UNA OSTRA LLAMADA MARINA

Era una ostra marina, no un caracol. Su nombre era Marina. Era un bicho de profundidad y, como todas las de su raza, había buscado la roca del fondo para agarrarse firmemente a ella.
Una vez que lo consiguió, creyó haber dado con el destino claro que le permitiría vivir sin contratiempos su ser de ostra.
Pero la vida había puesto su mirada en ella y en todo lo que sucedería en su vida. Y Dios había decidido en su misterioso plan que Marina fuera valiosa. Ella simplemente había deseado siempre ser feliz. Y un día Dios permitió que entrara en la vida de Marina un granito de arena. Literalmente “un granito de arena”. Fue durante una tormenta de profundidad. De ésas que casi no provocan oleaje de superficie, pero que remueven el fondo de los océanos. Cuando el granito de arena entró en su existencia, Marina se cerró violentamente. Así lo hacía siempre que algo entraba en su vida, porque es la manera de alimentarse que tienen las ostras. Todo lo que entra en su vida es atrapado, desintegrado y asimilado. Si esto no es posible, se expulsa hacia el exterior el objeto extraño.
Pero con el granito de arena, la ostra Marina no pudo hacer lo de siempre. Bien pronto constató que aquello era sumamente doloroso, la hería por dentro. Lejos de desintegrarse más bien la lastimaba a ella.
Quiso entonces expulsar ese cuerpo extraño, pero no pudo...
Ahí comenzó el drama de Marina. Lo que Dios había permitido pertenecía a aquellas realidades que no se dejan integrar, y que tampoco se pueden suprimir. El granito de arena era indigerible e inexpulsable. Y cuando trató de olvidar o ignorar, tampoco pudo.

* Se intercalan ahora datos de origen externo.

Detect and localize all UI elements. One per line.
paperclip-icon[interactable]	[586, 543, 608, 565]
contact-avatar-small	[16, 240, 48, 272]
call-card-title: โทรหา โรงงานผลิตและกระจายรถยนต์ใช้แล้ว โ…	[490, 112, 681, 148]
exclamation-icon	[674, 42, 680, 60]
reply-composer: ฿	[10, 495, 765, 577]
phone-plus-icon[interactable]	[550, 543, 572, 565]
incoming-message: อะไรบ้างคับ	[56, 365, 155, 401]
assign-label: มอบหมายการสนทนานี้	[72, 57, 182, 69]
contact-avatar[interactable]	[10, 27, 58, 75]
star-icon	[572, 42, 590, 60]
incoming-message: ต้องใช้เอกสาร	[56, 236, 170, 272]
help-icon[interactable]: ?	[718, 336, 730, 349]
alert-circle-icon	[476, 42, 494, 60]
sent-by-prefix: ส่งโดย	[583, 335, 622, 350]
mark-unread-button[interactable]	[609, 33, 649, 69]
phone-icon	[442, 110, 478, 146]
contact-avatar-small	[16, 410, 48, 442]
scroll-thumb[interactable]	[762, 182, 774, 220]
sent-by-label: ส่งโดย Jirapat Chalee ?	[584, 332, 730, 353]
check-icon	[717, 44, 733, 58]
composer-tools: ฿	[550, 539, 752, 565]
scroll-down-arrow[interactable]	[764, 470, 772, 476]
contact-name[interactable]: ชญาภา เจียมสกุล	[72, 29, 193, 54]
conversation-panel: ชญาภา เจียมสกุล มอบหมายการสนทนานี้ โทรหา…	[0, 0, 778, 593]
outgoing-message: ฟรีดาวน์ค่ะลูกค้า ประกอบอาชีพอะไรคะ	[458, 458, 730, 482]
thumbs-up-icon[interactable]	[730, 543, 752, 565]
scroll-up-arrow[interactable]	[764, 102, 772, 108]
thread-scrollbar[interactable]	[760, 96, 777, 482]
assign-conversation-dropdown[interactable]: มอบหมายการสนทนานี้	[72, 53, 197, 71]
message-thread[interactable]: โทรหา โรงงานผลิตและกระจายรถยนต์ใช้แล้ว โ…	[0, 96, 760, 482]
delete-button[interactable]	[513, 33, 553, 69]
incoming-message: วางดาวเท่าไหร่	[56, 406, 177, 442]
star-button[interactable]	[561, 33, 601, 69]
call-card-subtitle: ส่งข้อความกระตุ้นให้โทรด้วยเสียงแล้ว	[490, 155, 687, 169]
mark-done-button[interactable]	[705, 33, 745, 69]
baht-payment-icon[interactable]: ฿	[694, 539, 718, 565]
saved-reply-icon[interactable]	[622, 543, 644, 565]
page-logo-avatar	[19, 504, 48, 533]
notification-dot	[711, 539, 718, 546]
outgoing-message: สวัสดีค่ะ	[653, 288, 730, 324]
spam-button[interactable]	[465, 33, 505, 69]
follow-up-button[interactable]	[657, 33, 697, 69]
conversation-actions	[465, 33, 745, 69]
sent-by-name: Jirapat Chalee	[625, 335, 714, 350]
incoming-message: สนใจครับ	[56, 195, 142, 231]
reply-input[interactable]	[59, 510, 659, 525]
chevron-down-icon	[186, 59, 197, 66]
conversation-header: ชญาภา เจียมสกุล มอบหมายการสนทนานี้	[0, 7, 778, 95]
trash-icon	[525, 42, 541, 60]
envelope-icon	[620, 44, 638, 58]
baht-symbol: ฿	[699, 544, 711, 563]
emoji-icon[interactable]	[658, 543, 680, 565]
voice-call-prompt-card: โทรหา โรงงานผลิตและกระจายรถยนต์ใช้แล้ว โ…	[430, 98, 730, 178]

Frente a esta situación se hubiera pensado que a Marina no le quedaba más que un camino: “luchar contra su dolor, rodeándolo con el pus de su amargura, generando un tumor que terminaría por explotarle envenenando su vida y la de todos los que la rodeaban”.
Pero en su vida había una hermosa cualidad. Era capaz de producir sustancias sólidas. Normalmente las ostras dedican esta cualidad a su tarea de fabricarse un caparazón defensivo, rugoso por fuera y suave por dentro. Pero también pueden dedicarlo a la construcción de una perla. Y eso fue lo que realizó Marina. Poco a poco, y con lo mejor de sí misma, fue rodeando el granito de arena del dolor que Dios le había enviado, y a su alrededor comenzó a gestarse una hermosa perla...
Me han comentado que normalmente las ostras no tienen perlas. Que éstas son producidas sólo por aquellas que se deciden a rodear, con lo mejor de sí mismas, el dolor de un cuerpo extraño que las ha herido.
Muchos años después de la muerte de Marina, unos buzos bajaron hasta el fondo del mar. Cuando la sacaron a la superficie, se encontró en ella la hermosa perla de su vida. Al verla brillar con todos los colores del cielo y del mar, nadie se preguntó si Marina había sido feliz, simplemente supieron que Marina había sido valiosa.
 
  • REFLEXIÓN: Todos llevamos en nuestros interior una perla, algo bueno y precioso, pero debemos poner esfuerzo, constancia y esperanza para poder cultivarla, y además aprender a soportar el dolor cuando llega. La perla que hay en nosotros sólo crecerá si estamos dispuestos a rodearla con lo mejor de nosotros mismos.